Patience for Promotion
"Submit yourselves under the mighty hand of God so He may exalt you in due time" (1 Pet 5:6)
The Feast of Tabernacles was near. Jesus' own brothers urged Him to go to the Feast and work miracles publicly. They said, "No one who wants to become a public figure acts in secret!" (Jn 7:4). Look at His answer: "The right time for Me has not yet come; for you any time is right" (v6).

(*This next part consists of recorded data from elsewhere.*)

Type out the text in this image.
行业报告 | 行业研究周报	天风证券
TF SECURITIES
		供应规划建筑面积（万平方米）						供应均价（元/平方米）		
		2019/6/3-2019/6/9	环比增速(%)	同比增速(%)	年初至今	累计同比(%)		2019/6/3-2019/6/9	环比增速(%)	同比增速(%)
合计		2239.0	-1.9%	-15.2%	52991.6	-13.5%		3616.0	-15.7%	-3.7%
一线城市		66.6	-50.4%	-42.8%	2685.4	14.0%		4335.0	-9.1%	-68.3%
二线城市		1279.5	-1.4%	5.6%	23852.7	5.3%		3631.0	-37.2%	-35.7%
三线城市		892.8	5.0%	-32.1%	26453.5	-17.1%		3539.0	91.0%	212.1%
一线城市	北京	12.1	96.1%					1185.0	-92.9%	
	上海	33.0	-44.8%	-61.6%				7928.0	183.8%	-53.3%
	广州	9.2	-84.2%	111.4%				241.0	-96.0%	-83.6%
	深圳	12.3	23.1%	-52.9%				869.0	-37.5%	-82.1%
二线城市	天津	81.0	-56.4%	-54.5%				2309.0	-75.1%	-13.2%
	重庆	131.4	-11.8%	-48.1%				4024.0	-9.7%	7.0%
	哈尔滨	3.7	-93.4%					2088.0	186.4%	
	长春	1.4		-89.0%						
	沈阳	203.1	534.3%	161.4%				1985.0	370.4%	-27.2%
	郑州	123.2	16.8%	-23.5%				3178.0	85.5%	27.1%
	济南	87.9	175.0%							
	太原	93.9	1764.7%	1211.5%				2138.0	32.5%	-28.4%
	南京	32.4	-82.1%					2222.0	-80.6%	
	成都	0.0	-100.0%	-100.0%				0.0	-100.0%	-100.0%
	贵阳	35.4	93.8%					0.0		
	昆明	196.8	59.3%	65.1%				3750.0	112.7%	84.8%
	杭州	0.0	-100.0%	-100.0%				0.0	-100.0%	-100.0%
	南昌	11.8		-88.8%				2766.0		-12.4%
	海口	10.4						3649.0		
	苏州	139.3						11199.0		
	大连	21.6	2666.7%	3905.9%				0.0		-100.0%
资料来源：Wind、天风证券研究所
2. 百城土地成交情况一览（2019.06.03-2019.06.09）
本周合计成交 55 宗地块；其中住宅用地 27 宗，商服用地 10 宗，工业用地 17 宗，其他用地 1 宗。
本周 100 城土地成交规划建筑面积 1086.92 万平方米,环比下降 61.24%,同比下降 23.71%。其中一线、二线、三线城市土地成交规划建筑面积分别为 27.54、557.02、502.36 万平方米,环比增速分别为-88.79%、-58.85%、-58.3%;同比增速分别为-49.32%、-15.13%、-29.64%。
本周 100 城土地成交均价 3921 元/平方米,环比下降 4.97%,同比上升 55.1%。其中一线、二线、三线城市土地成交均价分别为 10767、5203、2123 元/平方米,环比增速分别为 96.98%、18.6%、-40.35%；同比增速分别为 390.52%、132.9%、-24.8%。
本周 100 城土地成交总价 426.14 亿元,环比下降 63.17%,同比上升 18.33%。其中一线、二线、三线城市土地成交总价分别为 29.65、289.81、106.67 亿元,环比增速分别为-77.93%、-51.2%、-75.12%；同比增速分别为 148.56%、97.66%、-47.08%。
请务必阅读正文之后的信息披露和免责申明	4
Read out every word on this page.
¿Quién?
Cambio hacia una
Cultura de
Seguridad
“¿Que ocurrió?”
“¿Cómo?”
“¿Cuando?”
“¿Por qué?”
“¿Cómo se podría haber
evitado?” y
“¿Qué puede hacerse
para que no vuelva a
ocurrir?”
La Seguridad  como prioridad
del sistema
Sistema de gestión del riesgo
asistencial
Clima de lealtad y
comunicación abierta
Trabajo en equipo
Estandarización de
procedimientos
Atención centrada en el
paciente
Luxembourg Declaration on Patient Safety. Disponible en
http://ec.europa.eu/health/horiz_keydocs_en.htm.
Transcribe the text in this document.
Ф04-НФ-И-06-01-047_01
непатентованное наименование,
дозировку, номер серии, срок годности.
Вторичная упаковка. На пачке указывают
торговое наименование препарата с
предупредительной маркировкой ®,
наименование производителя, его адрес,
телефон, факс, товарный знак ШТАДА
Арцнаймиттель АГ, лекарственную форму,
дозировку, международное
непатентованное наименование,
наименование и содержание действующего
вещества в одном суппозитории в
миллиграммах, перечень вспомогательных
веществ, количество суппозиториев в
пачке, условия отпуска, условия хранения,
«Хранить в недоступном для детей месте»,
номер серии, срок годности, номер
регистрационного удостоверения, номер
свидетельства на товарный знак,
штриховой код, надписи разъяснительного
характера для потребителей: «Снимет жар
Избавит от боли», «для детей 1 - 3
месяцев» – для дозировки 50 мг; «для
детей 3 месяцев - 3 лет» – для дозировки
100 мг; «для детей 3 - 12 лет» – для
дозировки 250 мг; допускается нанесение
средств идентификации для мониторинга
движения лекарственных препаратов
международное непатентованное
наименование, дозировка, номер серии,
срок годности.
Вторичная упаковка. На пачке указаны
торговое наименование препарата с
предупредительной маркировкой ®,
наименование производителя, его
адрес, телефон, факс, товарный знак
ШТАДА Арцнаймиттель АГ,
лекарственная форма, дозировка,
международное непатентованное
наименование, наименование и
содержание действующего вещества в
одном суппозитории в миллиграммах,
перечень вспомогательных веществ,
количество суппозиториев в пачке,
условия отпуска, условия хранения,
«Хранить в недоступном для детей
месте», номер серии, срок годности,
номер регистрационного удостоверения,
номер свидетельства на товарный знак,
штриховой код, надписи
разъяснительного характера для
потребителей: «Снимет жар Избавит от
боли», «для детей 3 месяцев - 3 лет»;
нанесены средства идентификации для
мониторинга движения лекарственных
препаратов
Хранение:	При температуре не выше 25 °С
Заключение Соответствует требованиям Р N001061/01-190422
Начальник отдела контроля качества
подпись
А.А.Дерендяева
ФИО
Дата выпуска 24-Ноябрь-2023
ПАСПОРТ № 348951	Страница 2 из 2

Eventhough it was His own brothers who suggested the promotional programme to Jesus, He politely turned it down. He knew that a natural man could not understand the things of God, and the carnal mind was enmity against God (1 Cor 2:14). So many preachers have missed the perfect will of God because of strained comparison and ill advice. How many ministries are corrupted and commercialised because of the lust for limelight! Show-off is totally alien to the Spirit of Christ. What a lesson the seraphim teach us in that they "covered" their faces and their feet when they ministered before the Almighty (Isa 6:2,3).
Jesus knew that promotion would come from Above, not from east or west or south (Psa 75:6,7). It was this firm conviction that made Him say a resounding no to a related temptation on the hilltop (Mt 4:8-10). He taught Himself patience to await the Father's time when every knee would bow before Him acknowledging His lordship (Phil 2:9-11). When people saw how Jesus fed over five thousand people with just five loaves and two fish, they wanted to make Him King. But as He wanted to wait for His Father's time, He quietly withdrew from them and went alone to mountainside (Jn 6:15).
Apostle Peter exhorted young people to humble themselves under the mighty hand of God, that He might exalt them in "due time" (1 Pet 5:6). No man can exalt us to a place God has not designed for us; nor can anyone bring us down from where God has placed us. God will vindicate us for any injustice done to us. The earlier we learn this truth the better for us. We will be freed from tensions and conflicts. Self-promoting techniques simply place us at the devil's hands. The end will be miserable.
Therefore, be patient; and again I say, be patient!
O let me feel Thee near me — the world is ever near;
I see the sights that dazzle, the tempting sounds I hear:
My foes are ever near me, around me and within;
But Jesus, draw Thou nearer, and shield my soul from sin!